If you are in the market for a transformer then you will probably come across the terms ‘step up’ and ‘step down.’ Basically, a transformer can either bring the voltage ‘up’ or ‘down’ depending on requirements. If you want to power up a machine that runs on 110 V in an environment with an electrical supply of 220 volts, you will need a ‘step down’ transformer to make it work. Since the machine requires 110 volts by design, you have to supply it with the same voltage input—thus, your transformer needs to bring the 220 V supplied by the mains down to 110 V.
What would happen if you plug a 110 volt device directly into a 220 volt electrical plug? If it is a heating device, then the amount of heat will be multiplied, which in turn damages the device (often irreparably). If it is run by an AC drive, then it will burn the item readily. If it is a DC drive, then the unit will spin twice as fast and will affect the quality of the components quickly. To protect your machines as well as your electrical lines, you will need a transformer converter from 220 volts to 110 volts. With this device switched on, you can safely plug in products that require a 110 V input.
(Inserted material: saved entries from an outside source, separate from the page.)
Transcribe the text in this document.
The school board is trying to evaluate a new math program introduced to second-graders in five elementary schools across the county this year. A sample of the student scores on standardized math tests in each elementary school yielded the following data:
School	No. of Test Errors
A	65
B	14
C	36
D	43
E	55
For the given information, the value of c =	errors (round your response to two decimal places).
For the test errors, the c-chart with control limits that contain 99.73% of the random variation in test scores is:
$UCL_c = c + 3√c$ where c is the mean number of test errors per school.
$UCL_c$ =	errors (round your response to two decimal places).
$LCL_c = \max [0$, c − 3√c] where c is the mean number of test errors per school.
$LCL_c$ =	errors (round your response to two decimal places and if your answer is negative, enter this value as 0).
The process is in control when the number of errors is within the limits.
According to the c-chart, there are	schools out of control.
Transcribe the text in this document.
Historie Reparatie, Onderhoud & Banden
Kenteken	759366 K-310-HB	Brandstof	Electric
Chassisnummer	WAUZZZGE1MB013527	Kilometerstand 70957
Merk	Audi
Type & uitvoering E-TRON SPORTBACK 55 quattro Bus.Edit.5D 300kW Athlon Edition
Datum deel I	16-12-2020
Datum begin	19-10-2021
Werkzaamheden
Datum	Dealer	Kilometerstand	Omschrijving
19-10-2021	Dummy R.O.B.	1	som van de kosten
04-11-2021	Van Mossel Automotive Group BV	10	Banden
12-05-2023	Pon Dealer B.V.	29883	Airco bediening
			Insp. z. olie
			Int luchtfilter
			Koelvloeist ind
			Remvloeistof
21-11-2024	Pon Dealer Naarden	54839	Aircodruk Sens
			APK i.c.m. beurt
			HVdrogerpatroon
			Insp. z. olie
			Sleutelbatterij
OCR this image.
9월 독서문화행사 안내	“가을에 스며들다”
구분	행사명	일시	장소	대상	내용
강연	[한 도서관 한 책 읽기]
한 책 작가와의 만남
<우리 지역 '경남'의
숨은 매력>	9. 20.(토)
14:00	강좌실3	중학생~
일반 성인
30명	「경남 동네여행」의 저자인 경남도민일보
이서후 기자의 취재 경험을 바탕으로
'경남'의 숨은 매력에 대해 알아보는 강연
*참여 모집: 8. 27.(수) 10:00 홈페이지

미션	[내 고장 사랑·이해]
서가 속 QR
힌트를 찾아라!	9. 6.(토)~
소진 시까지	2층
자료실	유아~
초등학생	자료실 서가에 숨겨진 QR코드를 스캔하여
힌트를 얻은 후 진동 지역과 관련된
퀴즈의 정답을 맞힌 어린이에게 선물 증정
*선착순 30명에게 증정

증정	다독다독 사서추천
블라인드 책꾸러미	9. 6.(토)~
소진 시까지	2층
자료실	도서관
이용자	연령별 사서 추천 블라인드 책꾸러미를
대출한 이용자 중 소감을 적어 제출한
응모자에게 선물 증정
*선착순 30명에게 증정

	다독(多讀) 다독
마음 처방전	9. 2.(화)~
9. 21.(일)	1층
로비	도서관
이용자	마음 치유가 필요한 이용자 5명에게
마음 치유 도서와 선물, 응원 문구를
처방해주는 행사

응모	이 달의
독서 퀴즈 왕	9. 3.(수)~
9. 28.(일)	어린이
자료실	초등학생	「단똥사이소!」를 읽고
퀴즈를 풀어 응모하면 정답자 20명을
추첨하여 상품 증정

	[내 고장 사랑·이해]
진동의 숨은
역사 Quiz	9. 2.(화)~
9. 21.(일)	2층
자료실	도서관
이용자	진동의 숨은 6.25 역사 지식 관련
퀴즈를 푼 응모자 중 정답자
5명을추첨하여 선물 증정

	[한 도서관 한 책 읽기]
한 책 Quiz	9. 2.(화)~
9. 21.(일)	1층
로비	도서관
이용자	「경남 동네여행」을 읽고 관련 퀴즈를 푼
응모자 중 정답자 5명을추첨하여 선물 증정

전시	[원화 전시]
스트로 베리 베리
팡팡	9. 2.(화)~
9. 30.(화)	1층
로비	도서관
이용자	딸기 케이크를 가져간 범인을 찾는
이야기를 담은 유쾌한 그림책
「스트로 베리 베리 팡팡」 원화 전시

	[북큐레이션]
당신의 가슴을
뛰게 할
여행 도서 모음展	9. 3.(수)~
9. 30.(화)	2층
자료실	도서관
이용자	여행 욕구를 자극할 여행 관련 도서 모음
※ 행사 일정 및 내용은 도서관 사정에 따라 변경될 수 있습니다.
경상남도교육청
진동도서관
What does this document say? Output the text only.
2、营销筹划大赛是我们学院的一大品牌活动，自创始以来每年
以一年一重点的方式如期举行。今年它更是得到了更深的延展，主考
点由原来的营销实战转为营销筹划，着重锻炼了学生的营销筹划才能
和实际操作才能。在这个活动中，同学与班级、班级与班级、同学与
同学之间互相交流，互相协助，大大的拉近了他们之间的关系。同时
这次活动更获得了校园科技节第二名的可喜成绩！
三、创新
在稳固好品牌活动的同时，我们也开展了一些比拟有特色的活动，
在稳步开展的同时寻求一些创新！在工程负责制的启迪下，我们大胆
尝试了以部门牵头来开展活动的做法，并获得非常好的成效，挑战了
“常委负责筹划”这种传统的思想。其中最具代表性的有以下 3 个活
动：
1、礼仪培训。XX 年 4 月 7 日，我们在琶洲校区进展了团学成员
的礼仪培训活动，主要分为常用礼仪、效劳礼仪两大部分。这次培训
So how does a transformer converter work? There are actually no moving parts; the transformer is a stationary unit that aids in converting a high voltage output to a lower voltage output that is suitable for your equipment. No changes in frequency occur in a transformer. Only the voltage and the current is converted in the whole transformer process.
A transformer works based on the mutual induction principle. A change in the current will induce an electromotive force in the other coil to which it is connected. With a step down transformer, the first coil has more turns compared to the secondary coil. This causes the voltage to be reduced as well.